Baltimore's startup revolution

Steve Case stops in Baltimore Monday to give away $100,000 to one start up.

It's officially election season, which is why I'll be firing up a big, campaign bus and traveling through Charm City on Monday, stopping for crab cakes, talking to business leaders and meeting with politicians and students. Only our campaign is not about asking for votes in Baltimore; instead, it's about encouraging the people of Baltimore to continue rallying around startups and entrepreneurs.

For all the tragic news in recent months — and there is real heartbreak along with festering issues that have to be addressed — there's another chapter being written in the city's dynamic history. It centers around founders who are starting companies, creating jobs and bringing economic opportunity and growth to Baltimore.

In the middle of the 20th century Baltimore was the country's sixth-largest city with 950,000 residents and a booming economy based primarily around manufacturing and shipping. By 1959 Bethlehem Steel at Sparrow's point employed 35,000 people. Just as many other cities lost their manufacturing base in the decades to follow, so too did Baltimore, which saw poverty climb as jobs, residents and innovation moved elsewhere.

But things look to be changing again thanks, in large part, to a diverse group of entrepreneurs.

Baltimore is becoming more than just a port-city but an emerging, Mid-Atlantic startup hub with innovative minds especially in health, defense, research, education and technology. The city's tech talent grew by 42 percent between 2010 and 2013, making it one of the fastest growing markets nationally. Roughly 90 percent of the region's entrepreneurs are in jobs when they start new businesses, which shows that founders have the confidence and resources to take the plunge.

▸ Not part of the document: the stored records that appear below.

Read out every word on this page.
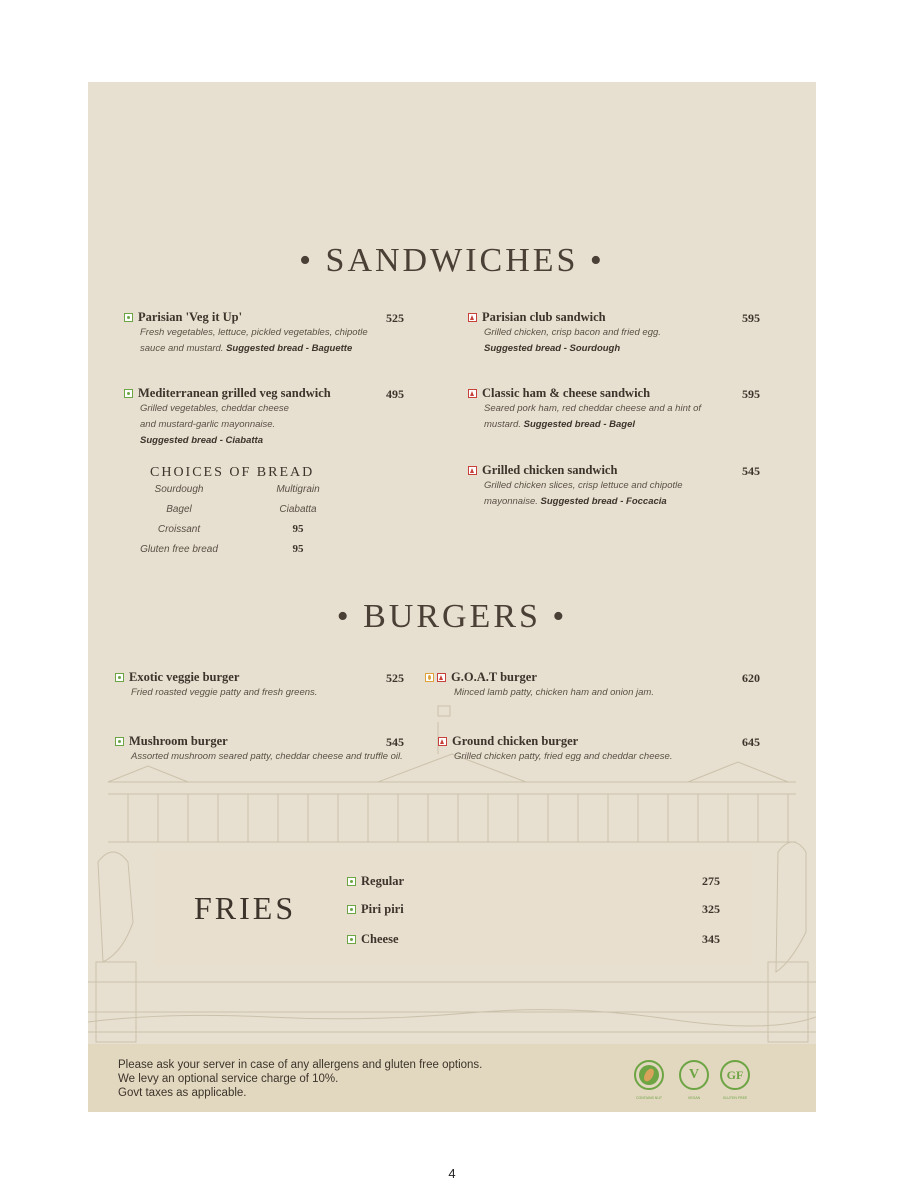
• SANDWICHES •
Parisian 'Veg it Up'
Fresh vegetables, lettuce, pickled vegetables, chipotle
sauce and mustard. Suggested bread - Baguette
525
Mediterranean grilled veg sandwich
Grilled vegetables, cheddar cheese
and mustard-garlic mayonnaise.
Suggested bread - Ciabatta
495
CHOICES OF BREAD
Sourdough	Multigrain
Bagel	Ciabatta
Croissant	95
Gluten free bread	95
Parisian club sandwich
Grilled chicken, crisp bacon and fried egg.
Suggested bread - Sourdough
595
Classic ham & cheese sandwich
Seared pork ham, red cheddar cheese and a hint of
mustard. Suggested bread - Bagel
595
Grilled chicken sandwich
Grilled chicken slices, crisp lettuce and chipotle
mayonnaise. Suggested bread - Foccacia
545
• BURGERS •
Exotic veggie burger
Fried roasted veggie patty and fresh greens.
525
Mushroom burger
Assorted mushroom seared patty, cheddar cheese and truffle oil.
545
G.O.A.T burger
Minced lamb patty, chicken ham and onion jam.
620
Ground chicken burger
Grilled chicken patty, fried egg and cheddar cheese.
645
FRIES
Regular	275
Piri piri	325
Cheese	345
Please ask your server in case of any allergens and gluten free options.
We levy an optional service charge of 10%.
Govt taxes as applicable.	CONTAINS NUT
V
VEGAN
GF
GLUTEN FREE
4
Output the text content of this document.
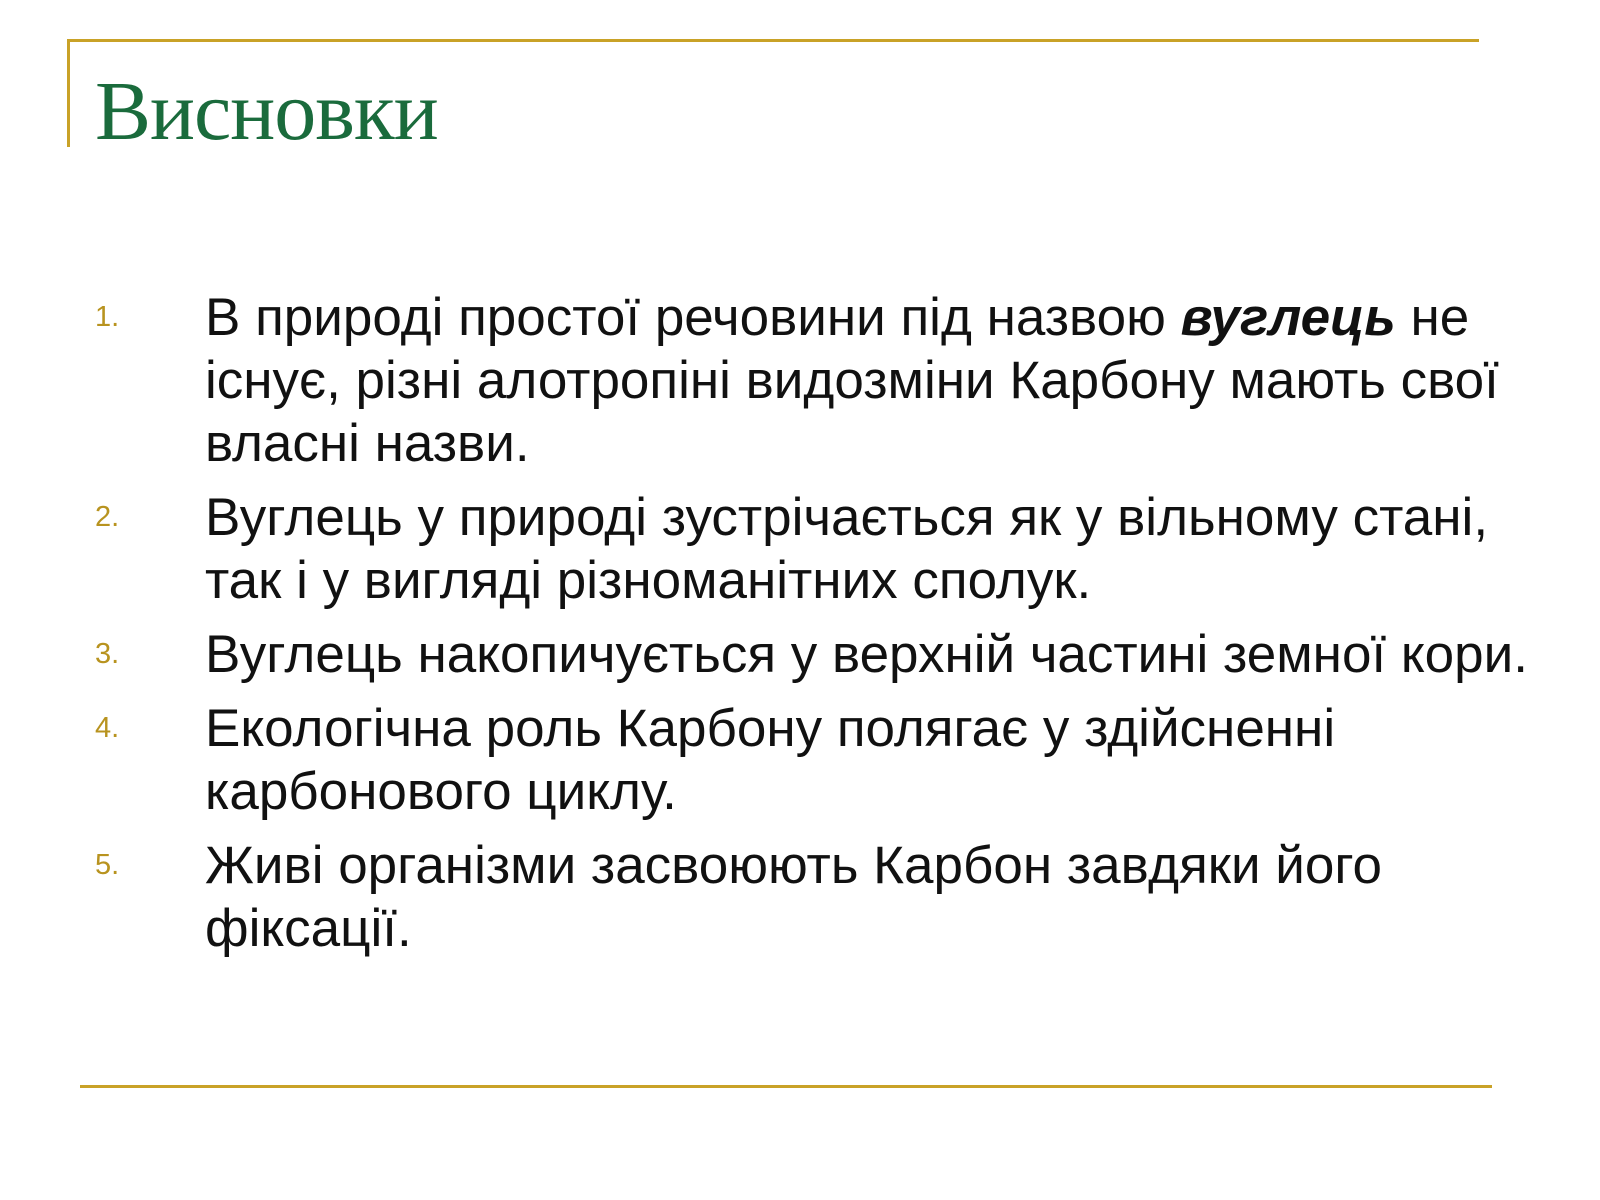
Висновки
1.	В природі простої речовини під назвою вуглець не існує, різні алотропіні видозміни Карбону мають свої власні назви.
2.	Вуглець у природі зустрічається як у вільному стані, так і у вигляді різноманітних сполук.
3.	Вуглець накопичується у верхній частині земної кори.
4.	Екологічна роль Карбону полягає у здійсненні карбонового циклу.
5.	Живі організми засвоюють Карбон завдяки його фіксації.
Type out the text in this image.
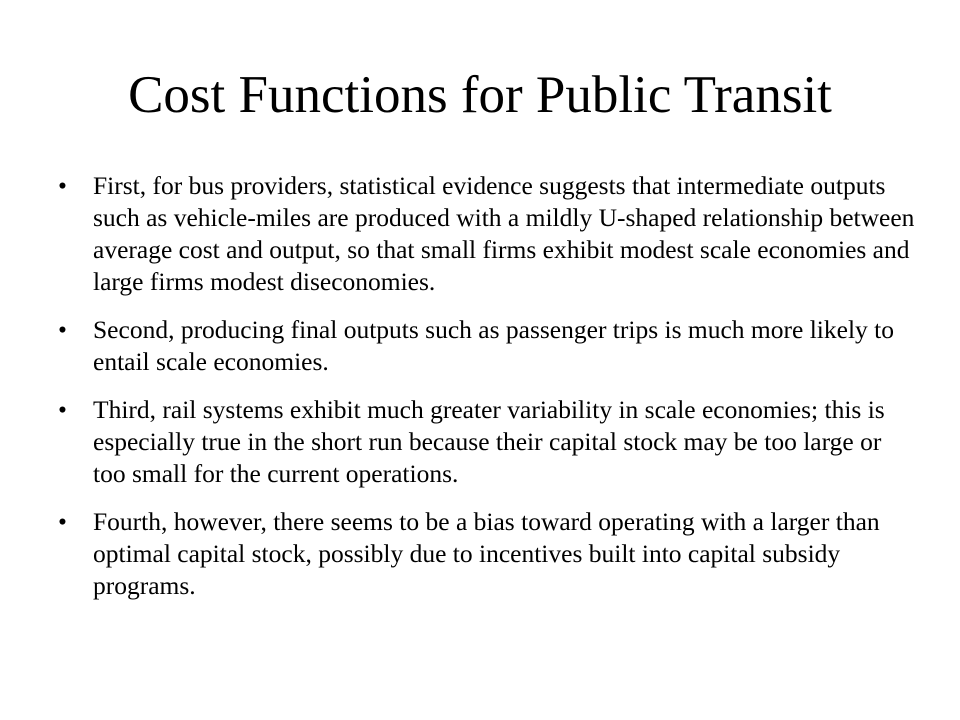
Cost Functions for Public Transit
• First, for bus providers, statistical evidence suggests that intermediate outputs such as vehicle-miles are produced with a mildly U-shaped relationship between average cost and output, so that small firms exhibit modest scale economies and large firms modest diseconomies.
• Second, producing final outputs such as passenger trips is much more likely to entail scale economies.
• Third, rail systems exhibit much greater variability in scale economies; this is especially true in the short run because their capital stock may be too large or too small for the current operations.
• Fourth, however, there seems to be a bias toward operating with a larger than optimal capital stock, possibly due to incentives built into capital subsidy programs.
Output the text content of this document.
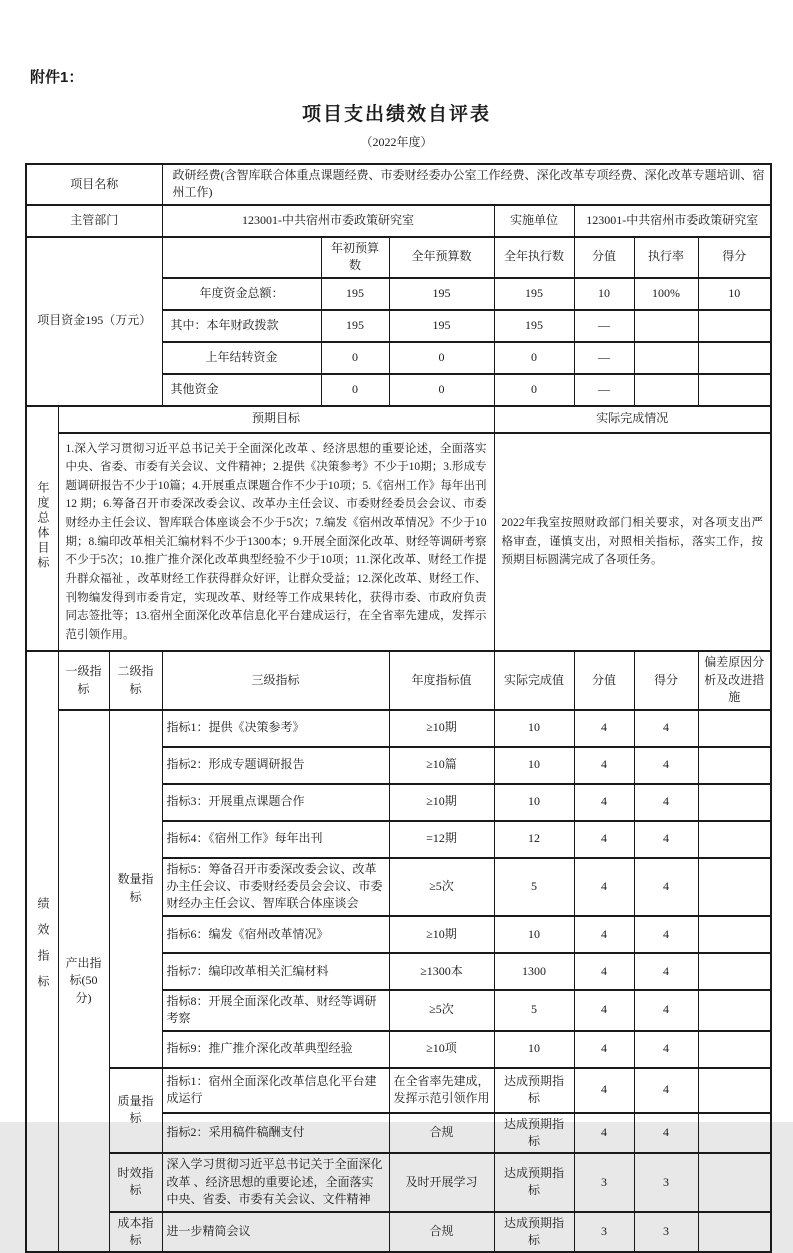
附件1：
项目支出绩效自评表
（2022年度）
项目名称			政研经费(含智库联合体重点课题经费、市委财经委办公室工作经费、深化改革专项经费、深化改革专题培训、宿州工作)						
主管部门			123001-中共宿州市委政策研究室			实施单位	123001-中共宿州市委政策研究室		
项目资金195（万元）				年初预算数	全年预算数	全年执行数	分值	执行率	得分
			年度资金总额：	195	195	195	10	100%	10
			其中：本年财政拨款	195	195	195	—		
			上年结转资金	0	0	0	—		
			其他资金	0	0	0	—		
年度总体目标	预期目标					实际完成情况			
	1.深入学习贯彻习近平总书记关于全面深化改革 、经济思想的重要论述，全面落实中央、省委、市委有关会议、文件精神；2.提供《决策参考》不少于10期；3.形成专题调研报告不少于10篇；4.开展重点课题合作不少于10项；5.《宿州工作》每年出刊 12 期；6.筹备召开市委深改委会议、改革办主任会议、市委财经委员会会议、市委财经办主任会议、智库联合体座谈会不少于5次；7.编发《宿州改革情况》不少于10期；8.编印改革相关汇编材料不少于1300本；9.开展全面深化改革、财经等调研考察不少于5次；10.推广推介深化改革典型经验不少于10项；11.深化改革、财经工作提升群众福祉 ，改革财经工作获得群众好评，让群众受益；12.深化改革、财经工作、刊物编发得到市委肯定，实现改革、财经等工作成果转化，获得市委、市政府负责同志签批等；13.宿州全面深化改革信息化平台建成运行，在全省率先建成，发挥示范引领作用。					2022年我室按照财政部门相关要求，对各项支出严格审查，谨慎支出，对照相关指标，落实工作，按预期目标圆满完成了各项任务。			
绩效指标	一级指标	二级指标	三级指标		年度指标值	实际完成值	分值	得分	偏差原因分析及改进措施
	产出指标(50分)	数量指标	指标1：提供《决策参考》		≥10期	10	4	4	
			指标2：形成专题调研报告		≥10篇	10	4	4	
			指标3：开展重点课题合作		≥10期	10	4	4	
			指标4：《宿州工作》每年出刊		=12期	12	4	4	
			指标5：筹备召开市委深改委会议、改革办主任会议、市委财经委员会会议、市委财经办主任会议、智库联合体座谈会		≥5次	5	4	4	
			指标6：编发《宿州改革情况》		≥10期	10	4	4	
			指标7：编印改革相关汇编材料		≥1300本	1300	4	4	
			指标8：开展全面深化改革、财经等调研考察		≥5次	5	4	4	
			指标9：推广推介深化改革典型经验		≥10项	10	4	4	
		质量指标	指标1：宿州全面深化改革信息化平台建成运行		在全省率先建成，发挥示范引领作用	达成预期指标	4	4	
			指标2：采用稿件稿酬支付		合规	达成预期指标	4	4	
		时效指标	深入学习贯彻习近平总书记关于全面深化改革 、经济思想的重要论述，全面落实中央、省委、市委有关会议、文件精神		及时开展学习	达成预期指标	3	3	
		成本指标	进一步精简会议		合规	达成预期指标	3	3	
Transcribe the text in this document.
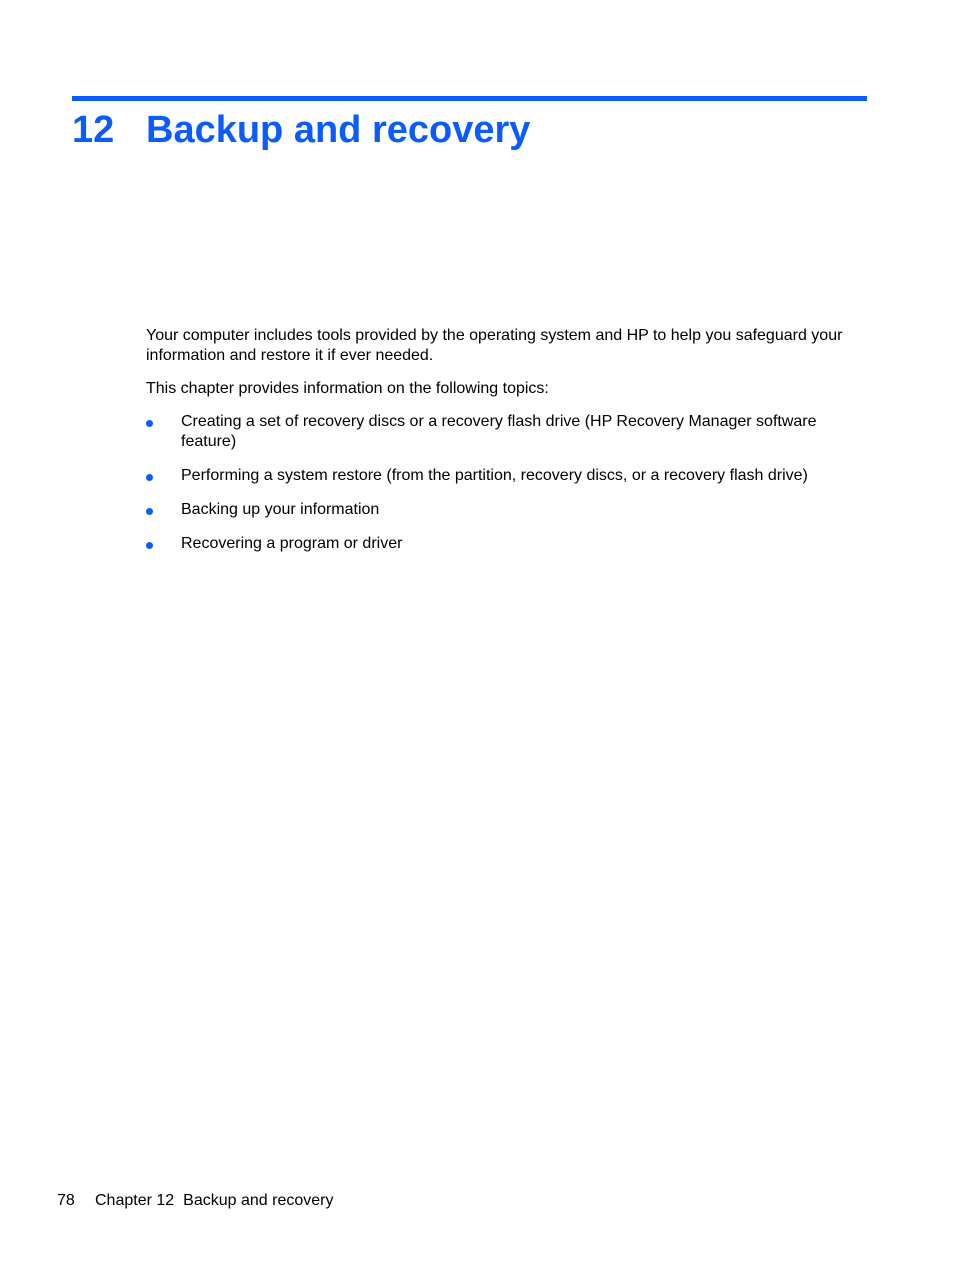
12 Backup and recovery

Your computer includes tools provided by the operating system and HP to help you safeguard your information and restore it if ever needed.

This chapter provides information on the following topics:

Creating a set of recovery discs or a recovery flash drive (HP Recovery Manager software feature)
Performing a system restore (from the partition, recovery discs, or a recovery flash drive)
Backing up your information
Recovering a program or driver
78 Chapter 12 Backup and recovery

After covering 3,000 miles and investing $1.5 million in startups along the way, we're excited for our Rise of the Rest tour to visit Baltimore on Monday to meet with entrepreneurs and local leaders. We look forward to hosting a pitch competition for eight startups at the Baltimore Museum of Industry at 4 p.m. One entrepreneur will walk away with a $100,000 check. (The event is free and open to the public; RSVP at www.riseofrest.com.)

In Baltimore — and across the country — a critical shift is beginning to take hold. Technological advances in mobile, cloud computing, big data and advanced manufacturing have lowered barriers to entry for new businesses. Public policy reforms are beginning to make it easier for startups and small businesses to raise capital online. Technology has moved from a vertical sector to a horizontal one: Commerce, food, transportation, retail, marketing and just about all other industries can tap the power of technology to scale their business. And there's an increased public awareness around the importance of entrepreneurship.

This is the start of a structural change for the U.S. economy; startups account for roughly all net new job creation and add a disproportionately high share of innovation. More geographic diversity of startup activity has the potential to unleash economic growth in previously overlooked cities.

In Baltimore there is real potential. With great universities like Johns Hopkins, among others, there's no shortage of talent. With large corporations like McCormick and Under Armour there's no shortage of access to established firms. With angel investors willing to deploy capital, and foundations like Abell that support city-based startups, there's a growing base of funding for entrepreneurs. And with the cost of renting an apartment roughly half that of San Francisco, plus easy access to New York and Washington, D.C., there's a quality of life advantage.

To be sure, the city is still in the process of rebuilding, reuniting and ensuring that all residents — in all neighborhoods — have opportunities to find work and opportunity. That process will take time.

But as more successful companies start and scale — like R2Integrated and OrderUp (my firm Revolution invested in OrderUp last year, and the company was recently acquired by Groupon) — the city will move forward. Accelerators and incubators like Impact Hub, Betamore and Fast Forward at Johns Hopkins will continue playing a pivotal role providing support for talented innovators. Organizations like Startup Maryland and public officials like Mayor Stephanie Rawlings Blake and Sen. Ben Cardin, who tout the importance of fostering new business creation, will make a meaningful difference for startups.

During the War of 1812 the British famously called Baltimore a "nest of pirates." Charm City can, and will, rise again by rallying around its newest generation of pirates: the men and women taking a risk to start a company.